I hung out with someone a week ago, and smoked weed with him. I also drank one of his homebrewed beers. The beer was awesome, but the weed hit me like a ton of bricks. I didn't go crazy, but it was odd to be like that around others. He wasn't freaked out by me (thank God), but if I'm going to do that again, I'm probably going to smoke less of it. Drugs are more of a solitary thing for me, now.

Speaking of drugs, I've decided that weed and DXM are pretty much going to be the only ones that I do from now on. Everything else is basically "been there, done that". Hell, I'm trying to quit tobacco and alcohol, too, because those two drugs are worthless, at least as a loner. But there is no trying, there is only a doing, that I have found out. I mean, if you really want to, you just stop. End of story. To say "trying" means that you will allow failure, which I can't anymore. Why should I? It is destroying me, physically, mentally and financially. Time to find some other outlet.

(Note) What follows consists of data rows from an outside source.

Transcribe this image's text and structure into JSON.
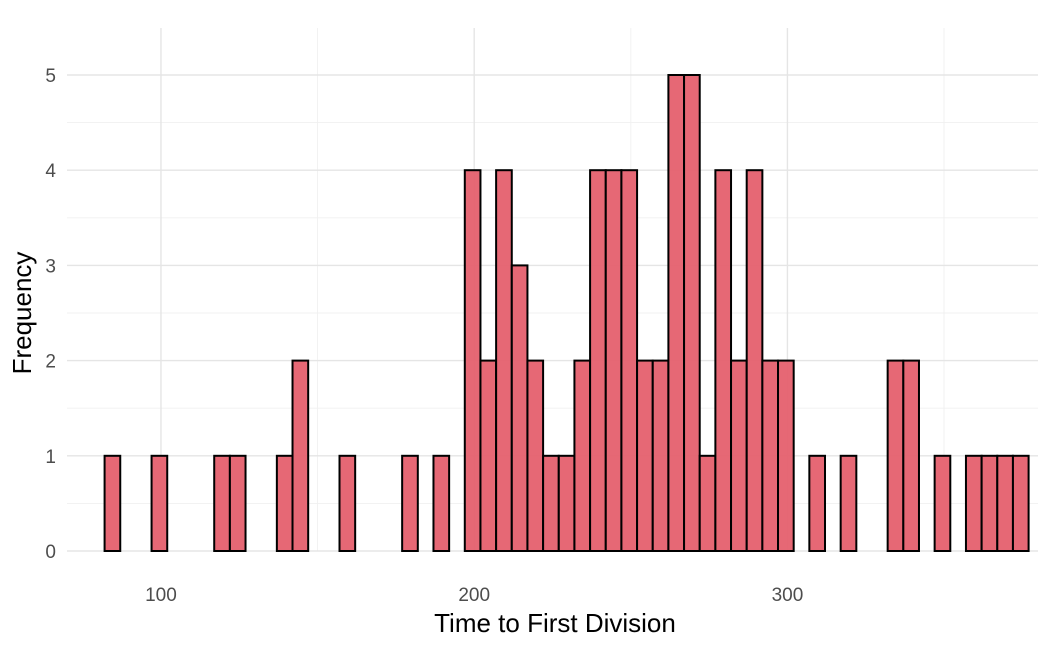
{
  "chart_data": {
    "type": "bar",
    "subtype": "histogram",
    "title": "",
    "xlabel": "Time to First Division",
    "ylabel": "Frequency",
    "xlim": [
      70,
      380
    ],
    "ylim": [
      0,
      5
    ],
    "x_ticks": [
      100,
      200,
      300
    ],
    "y_ticks": [
      0,
      1,
      2,
      3,
      4,
      5
    ],
    "bin_start": 82,
    "bin_width": 5,
    "bins": [
      {
        "x": 84.5,
        "count": 1
      },
      {
        "x": 89.5,
        "count": 0
      },
      {
        "x": 94.5,
        "count": 0
      },
      {
        "x": 99.5,
        "count": 1
      },
      {
        "x": 104.5,
        "count": 0
      },
      {
        "x": 109.5,
        "count": 0
      },
      {
        "x": 114.5,
        "count": 0
      },
      {
        "x": 119.5,
        "count": 1
      },
      {
        "x": 124.5,
        "count": 1
      },
      {
        "x": 129.5,
        "count": 0
      },
      {
        "x": 134.5,
        "count": 0
      },
      {
        "x": 139.5,
        "count": 1
      },
      {
        "x": 144.5,
        "count": 2
      },
      {
        "x": 149.5,
        "count": 0
      },
      {
        "x": 154.5,
        "count": 0
      },
      {
        "x": 159.5,
        "count": 1
      },
      {
        "x": 164.5,
        "count": 0
      },
      {
        "x": 169.5,
        "count": 0
      },
      {
        "x": 174.5,
        "count": 0
      },
      {
        "x": 179.5,
        "count": 1
      },
      {
        "x": 184.5,
        "count": 0
      },
      {
        "x": 189.5,
        "count": 1
      },
      {
        "x": 194.5,
        "count": 0
      },
      {
        "x": 199.5,
        "count": 4
      },
      {
        "x": 204.5,
        "count": 2
      },
      {
        "x": 209.5,
        "count": 4
      },
      {
        "x": 214.5,
        "count": 3
      },
      {
        "x": 219.5,
        "count": 2
      },
      {
        "x": 224.5,
        "count": 1
      },
      {
        "x": 229.5,
        "count": 1
      },
      {
        "x": 234.5,
        "count": 2
      },
      {
        "x": 239.5,
        "count": 4
      },
      {
        "x": 244.5,
        "count": 4
      },
      {
        "x": 249.5,
        "count": 4
      },
      {
        "x": 254.5,
        "count": 2
      },
      {
        "x": 259.5,
        "count": 2
      },
      {
        "x": 264.5,
        "count": 5
      },
      {
        "x": 269.5,
        "count": 5
      },
      {
        "x": 274.5,
        "count": 1
      },
      {
        "x": 279.5,
        "count": 4
      },
      {
        "x": 284.5,
        "count": 2
      },
      {
        "x": 289.5,
        "count": 4
      },
      {
        "x": 294.5,
        "count": 2
      },
      {
        "x": 299.5,
        "count": 2
      },
      {
        "x": 304.5,
        "count": 0
      },
      {
        "x": 309.5,
        "count": 1
      },
      {
        "x": 314.5,
        "count": 0
      },
      {
        "x": 319.5,
        "count": 1
      },
      {
        "x": 324.5,
        "count": 0
      },
      {
        "x": 329.5,
        "count": 0
      },
      {
        "x": 334.5,
        "count": 2
      },
      {
        "x": 339.5,
        "count": 2
      },
      {
        "x": 344.5,
        "count": 0
      },
      {
        "x": 349.5,
        "count": 1
      },
      {
        "x": 354.5,
        "count": 0
      },
      {
        "x": 359.5,
        "count": 1
      },
      {
        "x": 364.5,
        "count": 1
      },
      {
        "x": 369.5,
        "count": 1
      },
      {
        "x": 374.5,
        "count": 1
      }
    ],
    "grid": true,
    "legend": "none",
    "colors": {
      "fill": "#e5606e",
      "stroke": "#000000",
      "grid": "#e5e5e5",
      "background": "#ffffff"
    }
  }
}
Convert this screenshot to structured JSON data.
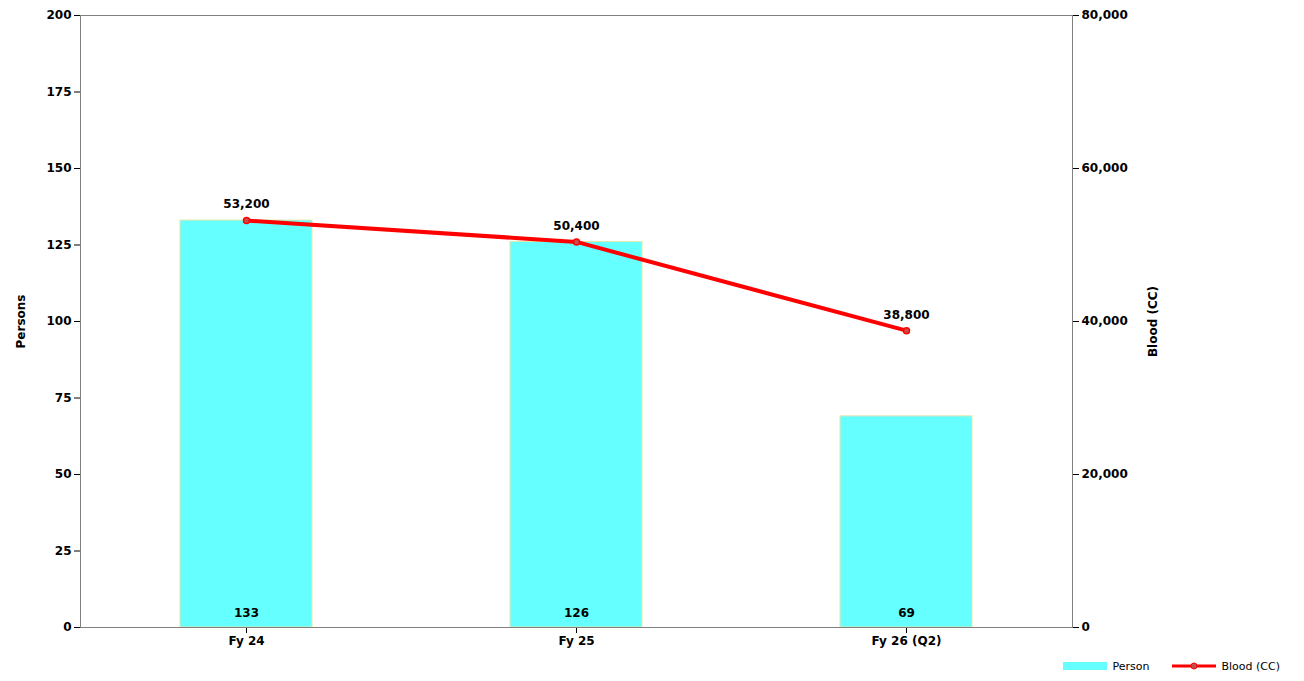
{
  "chart_data": {
    "type": "bar",
    "categories": [
      "Fy 24",
      "Fy 25",
      "Fy 26 (Q2)"
    ],
    "series": [
      {
        "name": "Person",
        "type": "bar",
        "color": "#66ffff",
        "values": [
          133,
          126,
          69
        ]
      },
      {
        "name": "Blood (CC)",
        "type": "line",
        "axis": "y2",
        "color": "#ff0000",
        "marker": "circle",
        "values": [
          53200,
          50400,
          38800
        ],
        "value_labels": [
          "53,200",
          "50,400",
          "38,800"
        ]
      }
    ],
    "ylabel": "Persons",
    "y2label": "Blood (CC)",
    "ylim": [
      0,
      200
    ],
    "yticks": [
      0,
      25,
      50,
      75,
      100,
      125,
      150,
      175,
      200
    ],
    "y2lim": [
      0,
      80000
    ],
    "y2ticks": [
      0,
      {
        "value": 20000,
        "label": "20,000"
      },
      {
        "value": 40000,
        "label": "40,000"
      },
      {
        "value": 60000,
        "label": "60,000"
      },
      {
        "value": 80000,
        "label": "80,000"
      }
    ],
    "data_labels": true,
    "grid": false,
    "legend": "bottom"
  }
}
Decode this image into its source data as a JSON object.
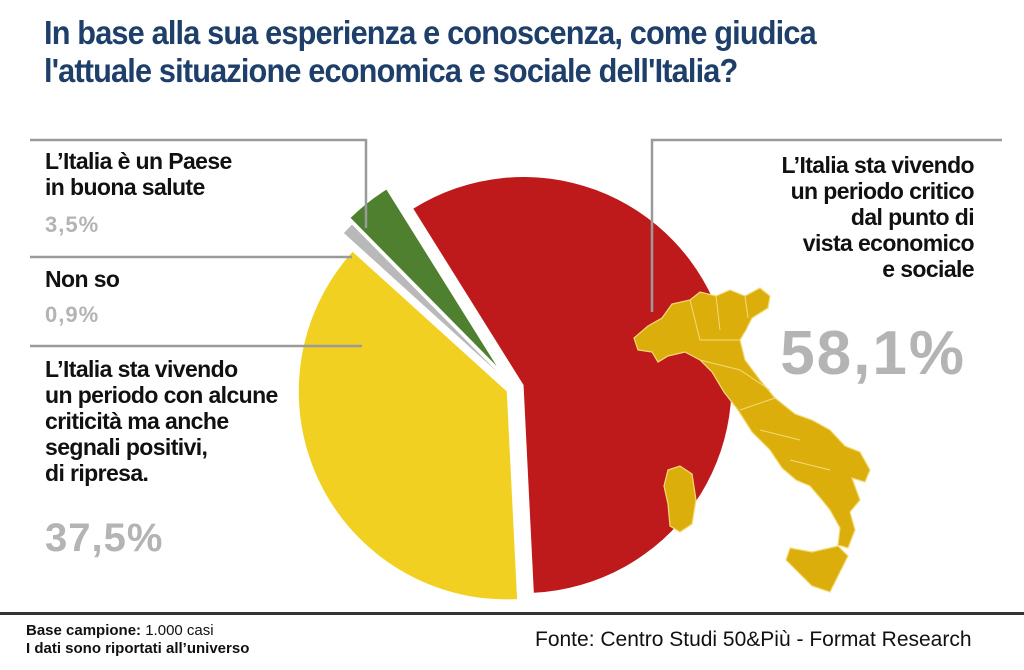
{
  "title": {
    "line1": "In base alla sua esperienza e conoscenza, come giudica",
    "line2": "l'attuale situazione economica e sociale dell'Italia?"
  },
  "chart_data": {
    "type": "pie",
    "title": "In base alla sua esperienza e conoscenza, come giudica l'attuale situazione economica e sociale dell'Italia?",
    "slices": [
      {
        "label": "L’Italia sta vivendo un periodo critico dal punto di vista economico e sociale",
        "value": 58.1,
        "display": "58,1%",
        "color": "#be1a1c"
      },
      {
        "label": "L’Italia sta vivendo un periodo con alcune criticità ma anche segnali positivi, di ripresa.",
        "value": 37.5,
        "display": "37,5%",
        "color": "#f2d022"
      },
      {
        "label": "Non so",
        "value": 0.9,
        "display": "0,9%",
        "color": "#b9b9b9"
      },
      {
        "label": "L’Italia è un Paese in buona salute",
        "value": 3.5,
        "display": "3,5%",
        "color": "#4e8030"
      }
    ],
    "exploded": true
  },
  "labels": {
    "good": {
      "lines": [
        "L’Italia è un Paese",
        "in buona salute"
      ],
      "pct": "3,5%"
    },
    "dontknow": {
      "lines": [
        "Non so"
      ],
      "pct": "0,9%"
    },
    "mixed": {
      "lines": [
        "L’Italia sta vivendo",
        "un periodo con alcune",
        "criticità ma anche",
        "segnali positivi,",
        "di ripresa."
      ],
      "pct": "37,5%"
    },
    "critical": {
      "lines": [
        "L’Italia sta vivendo",
        "un periodo critico",
        "dal punto di",
        "vista economico",
        "e sociale"
      ],
      "pct": "58,1%"
    }
  },
  "decor": {
    "map_icon": "italy-map-icon",
    "map_color": "#dcae0c"
  },
  "footer": {
    "base_label": "Base campione:",
    "base_value": " 1.000 casi",
    "note": "I dati sono riportati all’universo",
    "source": "Fonte: Centro Studi 50&Più - Format Research"
  }
}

I just recently realized that while I'm still slightly young, I'm well into my thirties and I need to act like it. Fortunately, I generally do. I'm not immature, per se, I'm just lost because I didn't have many mentors growing up, my parents didn't raise me right, and I'm socially isolated, meaning that I'd had to figure things out on my own. I eventually do, but it has taken me a bit longer than anyone else. What was important to realize was that most people see me as either being normal or only slightly odd, and I was raised with others thinking that I was this huge problem, so as such I just don't know what to think of myself. But I'll move on, and I'll figure it out. Some things are already working themselves out, like a lowered sex drive, no longer playing eroge, and a general lack of interest in things that are a bit younger than I should be interested in. I never was really juvenile or anything, especially since I have a lot of sophisticated interests too, such as philosophy, spirituality, and academic writing, but I definite had a nerdy interest or three. Nothing hugely wrong with it, and I shouldn't get rid of it entirely, but still, don't want them to get worse, you know? And besides, growth is good, for the most part.

I think that what helped me with growing up is that just a few weeks ago I realized that being really angry or enraged doesn't do me any good; it just sets me back and distracts me. I can't believe that it took me so long to realize that, but better late than never. I try not to get angry anymore, and instead to just move on and avoid the things that I can avoid.

I've been wondering about living nocturnally. I lived a daily swing-shift life for over a year, so I know I can do it. Why do I want to do this? I get the feeling that my friends are going to gradually disappear soon, and I just don't really want to deal with others anymore. That might sound unhealthy, but I just want to be more productive with less distractions. During the day I have trouble staying awake, and during the night I have a hard time going to sleep virtually all the time. I'm wondering if I should live during the night, and if that would be better for me. Part of it is to have little to do with others, and the other part is to discipline myself. I wouldn't be able to drink beer as much, since drinking during you've just awoken is stupid and getting beer during the early morning is absurd. Not to mention that I can focus my energy on studying shit and finally getting more shit done. Perhaps I'm always drained by the people and the constant noise? I don't know, but it is worth trying out. I can always switch back, if I have to.

Overall, that is it. I want to write again, but I have to do a little bit more research, as always.